BEAUTIFUL BLADEN

The Double Breasted Cormorant is seen frequently here in North Carolina and is a frequent flyer in Bladen County. A group of Cormorants can be called a “GULP” of Cormorants. This “gulp” has gathered on a local pier just north of Bladen County.

According to the online “Birds of North Carolina,” (ncbirds.carolinabirdclub.org) “Hardly any bird in North Carolina has increased in recent decades as dramatically as has the Double-crested Cormorant. Though it has been a common coastal bird for many decades, it has started to become very common at many of the reservoirs inland, where it used to be a rare bird and a good find. Despite hundreds of thousands (if not more) birds wintering along our coast, and despite it nesting at scattered locales from Florida to Canada, it is surprising that it has been found nesting at but a handful of sites (two in the Croatan National Forest) in the state. The highest counts on CBCs are often from North Carolina waters, especially in the vicinity of Hatteras and Ocracoke inlets, where sandbars and shallow waters can be blackened by thousands upon thousands of cormorants. They forage in all types of waters, from the inshore ocean, to shallow bays, to small tidal creeks, to reservoirs and impoundments; however, shallow bays and areas near inlets are favored.
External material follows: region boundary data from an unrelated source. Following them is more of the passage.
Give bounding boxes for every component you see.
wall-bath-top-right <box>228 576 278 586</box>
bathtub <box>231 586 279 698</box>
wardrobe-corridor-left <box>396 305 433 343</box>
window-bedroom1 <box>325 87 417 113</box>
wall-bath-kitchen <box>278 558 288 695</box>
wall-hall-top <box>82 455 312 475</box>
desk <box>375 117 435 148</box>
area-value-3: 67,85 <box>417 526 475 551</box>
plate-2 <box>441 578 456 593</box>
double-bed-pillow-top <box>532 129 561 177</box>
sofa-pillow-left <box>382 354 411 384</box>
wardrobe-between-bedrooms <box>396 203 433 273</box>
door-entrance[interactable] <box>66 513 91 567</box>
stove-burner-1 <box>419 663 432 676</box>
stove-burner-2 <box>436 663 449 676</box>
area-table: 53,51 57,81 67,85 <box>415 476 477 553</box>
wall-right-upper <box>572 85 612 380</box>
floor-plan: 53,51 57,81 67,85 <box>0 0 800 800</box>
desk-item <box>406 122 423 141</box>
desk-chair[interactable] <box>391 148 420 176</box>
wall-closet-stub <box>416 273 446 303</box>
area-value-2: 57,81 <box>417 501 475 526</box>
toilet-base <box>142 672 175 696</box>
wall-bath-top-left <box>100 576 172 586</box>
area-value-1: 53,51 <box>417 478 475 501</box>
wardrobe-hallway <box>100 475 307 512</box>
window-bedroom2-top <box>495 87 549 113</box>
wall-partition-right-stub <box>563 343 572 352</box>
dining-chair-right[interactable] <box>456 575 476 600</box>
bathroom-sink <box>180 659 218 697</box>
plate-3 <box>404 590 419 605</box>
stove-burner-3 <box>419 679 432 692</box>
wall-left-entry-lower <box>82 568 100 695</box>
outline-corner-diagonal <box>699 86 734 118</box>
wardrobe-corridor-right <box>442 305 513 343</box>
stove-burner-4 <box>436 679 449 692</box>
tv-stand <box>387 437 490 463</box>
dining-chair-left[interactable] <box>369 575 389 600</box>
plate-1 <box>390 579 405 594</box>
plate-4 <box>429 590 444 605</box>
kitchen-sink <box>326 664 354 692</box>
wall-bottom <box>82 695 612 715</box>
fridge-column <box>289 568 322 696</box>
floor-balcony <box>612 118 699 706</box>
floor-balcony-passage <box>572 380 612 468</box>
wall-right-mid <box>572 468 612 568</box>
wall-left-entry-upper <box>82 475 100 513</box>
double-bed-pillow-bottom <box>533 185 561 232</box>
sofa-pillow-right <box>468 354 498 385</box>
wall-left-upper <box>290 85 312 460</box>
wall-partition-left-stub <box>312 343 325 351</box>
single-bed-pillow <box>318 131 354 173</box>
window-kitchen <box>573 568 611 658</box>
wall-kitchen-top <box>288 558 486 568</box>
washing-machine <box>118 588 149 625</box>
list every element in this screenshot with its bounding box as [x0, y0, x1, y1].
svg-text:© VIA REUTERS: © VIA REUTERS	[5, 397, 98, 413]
It nests mostly at lakes, where there are scattered live or dead trees well out into the lake, or on tall transformer towers; it also has nested a few times along the coast at tidal rivers and rarely at dredge spoil islands.

“Only in the last few years (around 2021), the Double-crested and Neotropic cormorants were moved to a new genus, separate from the Great Cormorant, which retains the Phalacrocorax genus name; these smaller and New World species are now in the genus Nannopterum.”